Supine Anterior Cable Raise                            2         10-15, to failure             50, 75%**

Unassisted Dips                                                 2          to failure                      bodyweight

*If you can perform more than the prescribed reps, go to failure

**Perform a drop set to failure; reduce the weight by 15 percent each drop



Far too many lifters skip a proper warm-up and therefore miss out on many benefits as well as put themselves at risk of injury. A moderate amount of light cardio stimulates and invigorates the body at a cellular level while creating elasticity in the muscles, ligaments, and tendons. It increases the range of motion (ROM) and allows the recruitment of more muscle fiber.

Military Press

Olympic Military Press

This is the largest compound motion for the muscles responsible for a pushing motion. The first set will be the only one that is not performed to muscular failure. Seated in a straight-back chair, bring the bar down in front of your face. As you go through the eccentric contraction, stop at approximately chin level before returning to the top.

Dumbbell Press

Overhead Dumbbell Press

Switching to dumbbells increases range of motion and will slightly redirect stress to the medial deltoids. Small muscles are recruited for stability and synergy, and are thus exhausted as well.
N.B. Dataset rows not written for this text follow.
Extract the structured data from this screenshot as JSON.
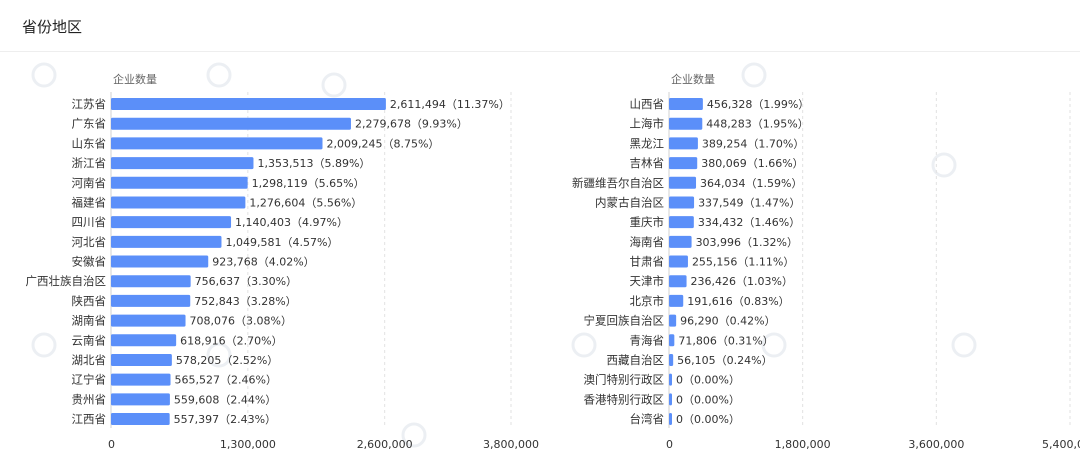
{
  "header": {
    "title": "省份地区"
  },
  "chart_data": [
    {
      "type": "bar",
      "orientation": "horizontal",
      "ylabel": "企业数量",
      "xlim": [
        0,
        3800000
      ],
      "xticks": [
        "0",
        "1,300,000",
        "2,600,000",
        "3,800,000"
      ],
      "xtick_values": [
        0,
        1300000,
        2600000,
        3800000
      ],
      "grid": true,
      "bar_color": "#5b8ff9",
      "categories": [
        "江苏省",
        "广东省",
        "山东省",
        "浙江省",
        "河南省",
        "福建省",
        "四川省",
        "河北省",
        "安徽省",
        "广西壮族自治区",
        "陕西省",
        "湖南省",
        "云南省",
        "湖北省",
        "辽宁省",
        "贵州省",
        "江西省"
      ],
      "values": [
        2611494,
        2279678,
        2009245,
        1353513,
        1298119,
        1276604,
        1140403,
        1049581,
        923768,
        756637,
        752843,
        708076,
        618916,
        578205,
        565527,
        559608,
        557397
      ],
      "labels": [
        "2,611,494（11.37%）",
        "2,279,678（9.93%）",
        "2,009,245（8.75%）",
        "1,353,513（5.89%）",
        "1,298,119（5.65%）",
        "1,276,604（5.56%）",
        "1,140,403（4.97%）",
        "1,049,581（4.57%）",
        "923,768（4.02%）",
        "756,637（3.30%）",
        "752,843（3.28%）",
        "708,076（3.08%）",
        "618,916（2.70%）",
        "578,205（2.52%）",
        "565,527（2.46%）",
        "559,608（2.44%）",
        "557,397（2.43%）"
      ]
    },
    {
      "type": "bar",
      "orientation": "horizontal",
      "ylabel": "企业数量",
      "xlim": [
        0,
        5400000
      ],
      "xticks": [
        "0",
        "1,800,000",
        "3,600,000",
        "5,400,000"
      ],
      "xtick_values": [
        0,
        1800000,
        3600000,
        5400000
      ],
      "grid": true,
      "bar_color": "#5b8ff9",
      "categories": [
        "山西省",
        "上海市",
        "黑龙江",
        "吉林省",
        "新疆维吾尔自治区",
        "内蒙古自治区",
        "重庆市",
        "海南省",
        "甘肃省",
        "天津市",
        "北京市",
        "宁夏回族自治区",
        "青海省",
        "西藏自治区",
        "澳门特别行政区",
        "香港特别行政区",
        "台湾省"
      ],
      "values": [
        456328,
        448283,
        389254,
        380069,
        364034,
        337549,
        334432,
        303996,
        255156,
        236426,
        191616,
        96290,
        71806,
        56105,
        0,
        0,
        0
      ],
      "labels": [
        "456,328（1.99%）",
        "448,283（1.95%）",
        "389,254（1.70%）",
        "380,069（1.66%）",
        "364,034（1.59%）",
        "337,549（1.47%）",
        "334,432（1.46%）",
        "303,996（1.32%）",
        "255,156（1.11%）",
        "236,426（1.03%）",
        "191,616（0.83%）",
        "96,290（0.42%）",
        "71,806（0.31%）",
        "56,105（0.24%）",
        "0（0.00%）",
        "0（0.00%）",
        "0（0.00%）"
      ]
    }
  ]
}
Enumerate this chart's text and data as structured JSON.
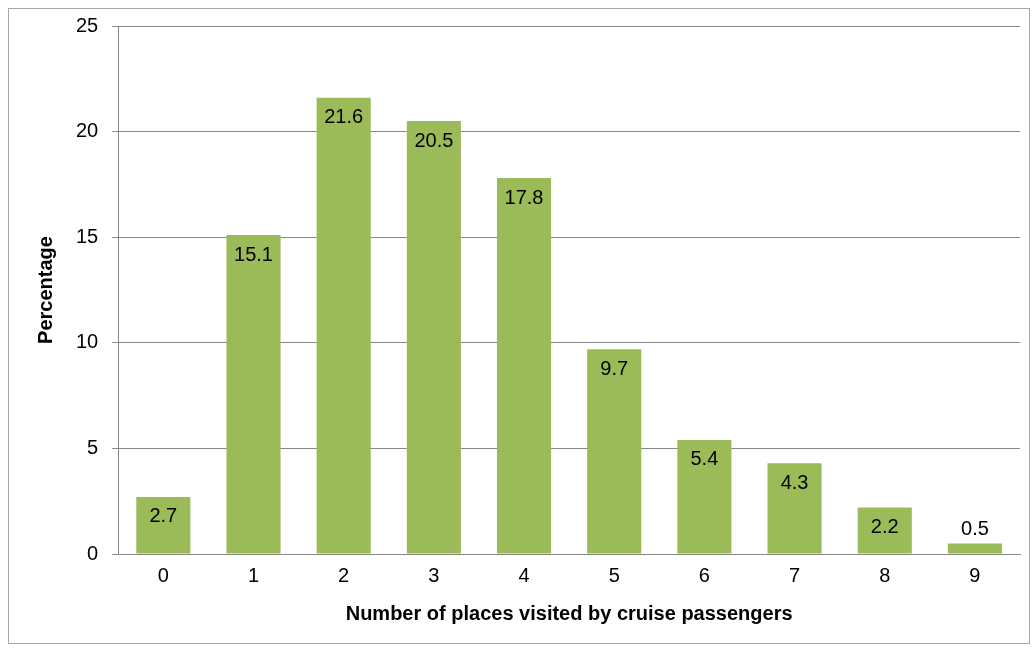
{
  "chart_data": {
    "type": "bar",
    "xlabel": "Number of places visited by cruise passengers",
    "ylabel": "Percentage",
    "categories": [
      "0",
      "1",
      "2",
      "3",
      "4",
      "5",
      "6",
      "7",
      "8",
      "9"
    ],
    "values": [
      2.7,
      15.1,
      21.6,
      20.5,
      17.8,
      9.7,
      5.4,
      4.3,
      2.2,
      0.5
    ],
    "color": "#9bbb59",
    "ylim": [
      0,
      25
    ],
    "yticks": [
      0,
      5,
      10,
      15,
      20,
      25
    ],
    "grid": "y",
    "legend": false,
    "data_labels": true
  }
}
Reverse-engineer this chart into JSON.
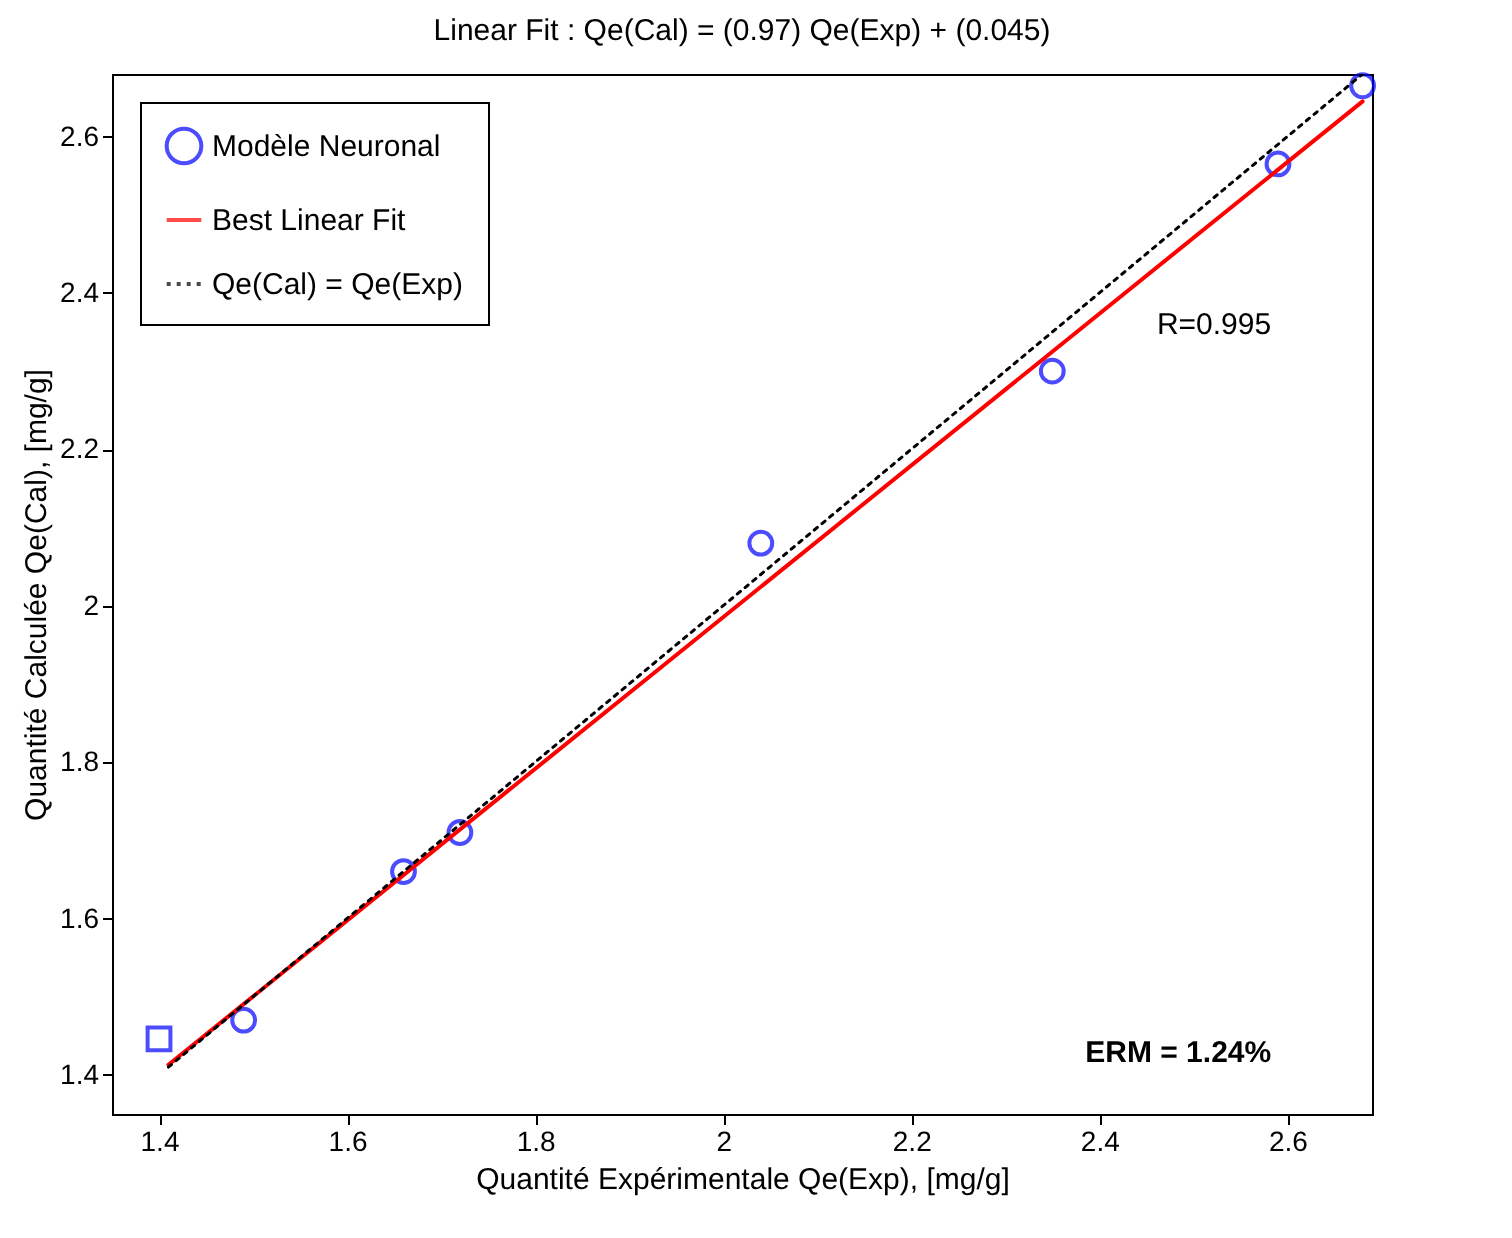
{
  "chart_data": {
    "type": "scatter",
    "title": "Linear Fit : Qe(Cal) = (0.97) Qe(Exp) + (0.045)",
    "xlabel": "Quantité Expérimentale Qe(Exp), [mg/g]",
    "ylabel": "Quantité Calculée Qe(Cal), [mg/g]",
    "xlim": [
      1.35,
      2.69
    ],
    "ylim": [
      1.35,
      2.68
    ],
    "xticks": [
      1.4,
      1.6,
      1.8,
      2,
      2.2,
      2.4,
      2.6
    ],
    "yticks": [
      1.4,
      1.6,
      1.8,
      2,
      2.2,
      2.4,
      2.6
    ],
    "grid": false,
    "legend": "top left",
    "annotations": [
      "R=0.995",
      "ERM = 1.24%"
    ],
    "series": [
      {
        "name": "Modèle Neuronal",
        "marker": "circle",
        "color": "#0000ff",
        "x": [
          1.49,
          1.66,
          1.72,
          2.04,
          2.35,
          2.59,
          2.68
        ],
        "values": [
          1.47,
          1.66,
          1.71,
          2.08,
          2.3,
          2.565,
          2.665
        ]
      },
      {
        "marker": "square",
        "color": "#0000ff",
        "x": [
          1.4
        ],
        "values": [
          1.446
        ]
      },
      {
        "name": "Best Linear Fit",
        "type": "line",
        "line_style": "solid",
        "color": "#ff0000",
        "x": [
          1.41,
          2.68
        ],
        "values": [
          1.413,
          2.645
        ]
      },
      {
        "name": "Qe(Cal) = Qe(Exp)",
        "type": "line",
        "line_style": "dotted",
        "color": "#000000",
        "x": [
          1.41,
          2.68
        ],
        "values": [
          1.41,
          2.68
        ]
      }
    ]
  }
}
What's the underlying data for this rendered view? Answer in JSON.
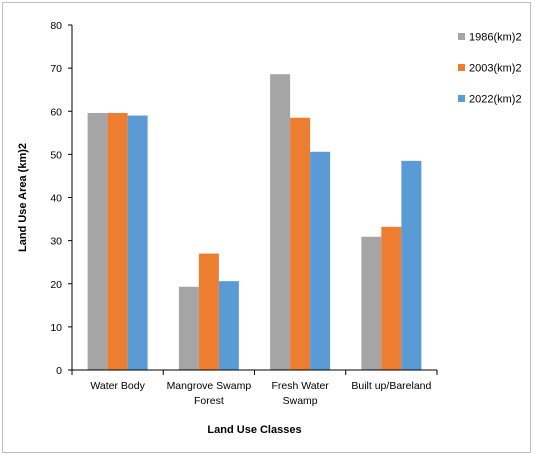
{
  "chart_data": {
    "type": "bar",
    "categories": [
      [
        "Water Body"
      ],
      [
        "Mangrove Swamp",
        "Forest"
      ],
      [
        "Fresh Water",
        "Swamp"
      ],
      [
        "Built up/Bareland"
      ]
    ],
    "series": [
      {
        "name": "1986(km)2",
        "color": "#a5a5a5",
        "values": [
          59.6,
          19.3,
          68.6,
          30.9
        ]
      },
      {
        "name": "2003(km)2",
        "color": "#ed7d31",
        "values": [
          59.6,
          27.0,
          58.5,
          33.2
        ]
      },
      {
        "name": "2022(km)2",
        "color": "#5b9bd5",
        "values": [
          59.0,
          20.6,
          50.6,
          48.5
        ]
      }
    ],
    "xlabel": "Land Use Classes",
    "ylabel": "Land Use Area (km)2",
    "ylim": [
      0,
      80
    ],
    "yticks": [
      0,
      10,
      20,
      30,
      40,
      50,
      60,
      70,
      80
    ],
    "grid": false,
    "legend_position": "right"
  }
}
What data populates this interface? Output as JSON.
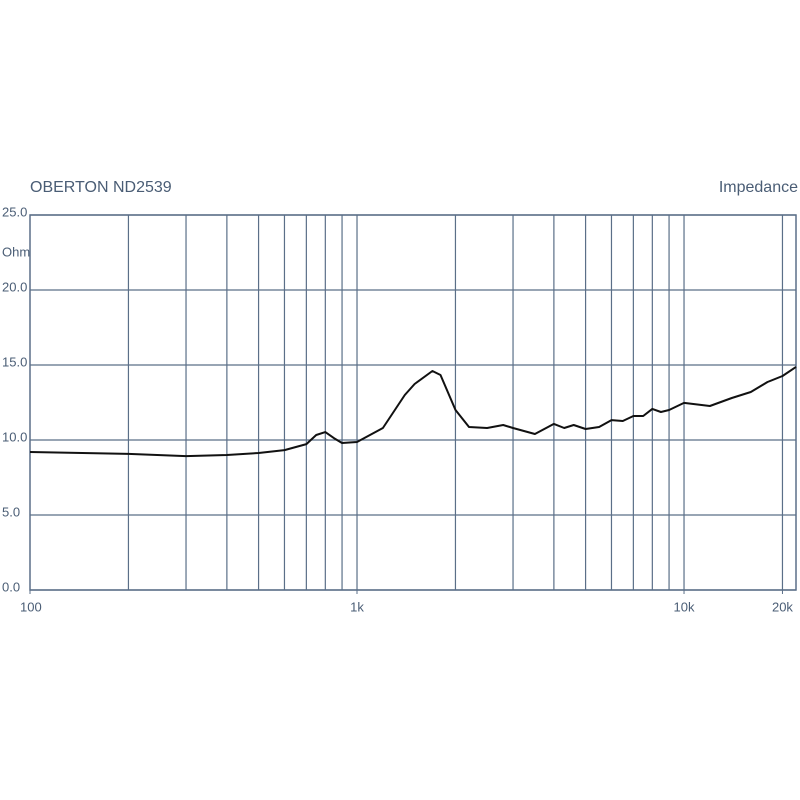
{
  "chart_data": {
    "type": "line",
    "title": "OBERTON ND2539",
    "subtitle": "Impedance",
    "y_unit": "Ohm",
    "log_x": true,
    "grid": true,
    "xlim": [
      100,
      22000
    ],
    "ylim": [
      0,
      25
    ],
    "xticks": [
      100,
      {
        "value": 1000,
        "label": "1k"
      },
      {
        "value": 10000,
        "label": "10k"
      },
      {
        "value": 20000,
        "label": "20k"
      }
    ],
    "x_grid": [
      200,
      300,
      400,
      500,
      600,
      700,
      800,
      900,
      1000,
      2000,
      3000,
      4000,
      5000,
      6000,
      7000,
      8000,
      9000,
      10000,
      20000
    ],
    "yticks": [
      {
        "value": 0,
        "label": "0.0"
      },
      {
        "value": 5,
        "label": "5.0"
      },
      {
        "value": 10,
        "label": "10.0"
      },
      {
        "value": 15,
        "label": "15.0"
      },
      {
        "value": 20,
        "label": "20.0"
      },
      {
        "value": 25,
        "label": "25.0"
      }
    ],
    "series": [
      {
        "color": "#111111",
        "x": [
          100,
          200,
          300,
          400,
          500,
          600,
          700,
          750,
          800,
          850,
          900,
          1000,
          1200,
          1400,
          1500,
          1700,
          1800,
          2000,
          2200,
          2500,
          2800,
          3000,
          3500,
          4000,
          4300,
          4600,
          5000,
          5500,
          6000,
          6500,
          7000,
          7500,
          8000,
          8500,
          9000,
          10000,
          12000,
          14000,
          16000,
          18000,
          20000,
          22000
        ],
        "values": [
          9.2,
          9.07,
          8.93,
          9.0,
          9.13,
          9.33,
          9.73,
          10.33,
          10.53,
          10.13,
          9.8,
          9.87,
          10.8,
          13.0,
          13.73,
          14.6,
          14.33,
          12.0,
          10.87,
          10.8,
          11.0,
          10.8,
          10.4,
          11.07,
          10.8,
          11.0,
          10.73,
          10.87,
          11.33,
          11.27,
          11.6,
          11.6,
          12.07,
          11.87,
          12.0,
          12.47,
          12.27,
          12.8,
          13.2,
          13.87,
          14.27,
          14.87
        ]
      }
    ]
  }
}
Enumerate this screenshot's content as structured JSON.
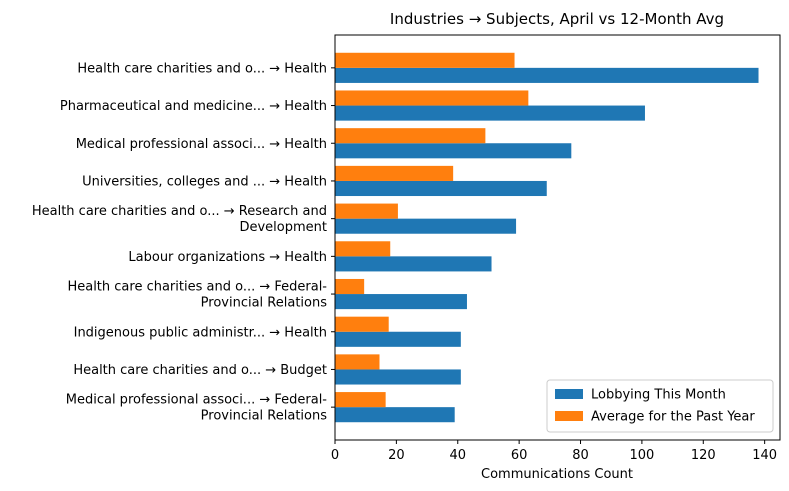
{
  "chart_data": {
    "type": "bar",
    "orientation": "horizontal",
    "title": "Industries → Subjects, April vs 12-Month Avg",
    "xlabel": "Communications Count",
    "ylabel": "",
    "xlim": [
      0,
      145
    ],
    "xticks": [
      0,
      20,
      40,
      60,
      80,
      100,
      120,
      140
    ],
    "categories": [
      [
        "Health care charities and o... → Health"
      ],
      [
        "Pharmaceutical and medicine... → Health"
      ],
      [
        "Medical professional associ... → Health"
      ],
      [
        "Universities, colleges and ... → Health"
      ],
      [
        "Health care charities and o... → Research and",
        "Development"
      ],
      [
        "Labour organizations → Health"
      ],
      [
        "Health care charities and o... → Federal-",
        "Provincial Relations"
      ],
      [
        "Indigenous public administr... → Health"
      ],
      [
        "Health care charities and o... → Budget"
      ],
      [
        "Medical professional associ... → Federal-",
        "Provincial Relations"
      ]
    ],
    "series": [
      {
        "name": "Lobbying This Month",
        "color": "#1f77b4",
        "values": [
          138,
          101,
          77,
          69,
          59,
          51,
          43,
          41,
          41,
          39
        ]
      },
      {
        "name": "Average for the Past Year",
        "color": "#ff7f0e",
        "values": [
          58.5,
          63,
          49,
          38.5,
          20.5,
          18,
          9.5,
          17.5,
          14.5,
          16.5
        ]
      }
    ],
    "legend_position": "lower-right",
    "grid": false
  }
}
For the dumbbell version of the overhead press, allow your elbows to go just below 90 degrees.

Lateral Raise

Lateral Dumbbell Raise

To keep the stress on the medial deltoid while performing this exercise with free weights, raise your arms from your sides until they’re parallel with the ground. As they are returned to the lower position, stop at approximately 15 degrees from the hip. The athlete will perform fewer reps than usual while maintaining this form, but the burn is incredible.

Seated Front Delt Press

Seated Front Delt Press  

Having exhausted the lateral deltoids, it’s time to direct more attention to the anterior deltoids. Reps are increased, and weight is modified if necessary to accommodate a higher rep range and to move safely through full range of motion. Starting with the dumbbells at your chin, forcefully press the weight together and bring them overhead. Make sure they are touching the entire time.

Cable Raise

Supine Anterior Cable Raise

Set the pulley at the lowest setting. Sit on the floor facing the machine and attach the biceps curl bar. Hold the bar with straight arms, and lie flat on your back. Lower your arms until they are about four inches from the thighs. With straight arms, raise the bar until your hands are just above eye level. Perform the first set until failure and rest. The second set is a drop set until failure with no rest in between drops. After the last rep, reach up and pull yourself up using the metal post—if you can!


Unassisted Dips

At this point I could do no more, but Harold insisted. To Harold, one more meant three. He made his point and secured a job, but he wanted to show that there was a level of determination and ambition that separated him from the rest of the crowd. It was long, slow, and deep reps until failure and a memory that will last forever.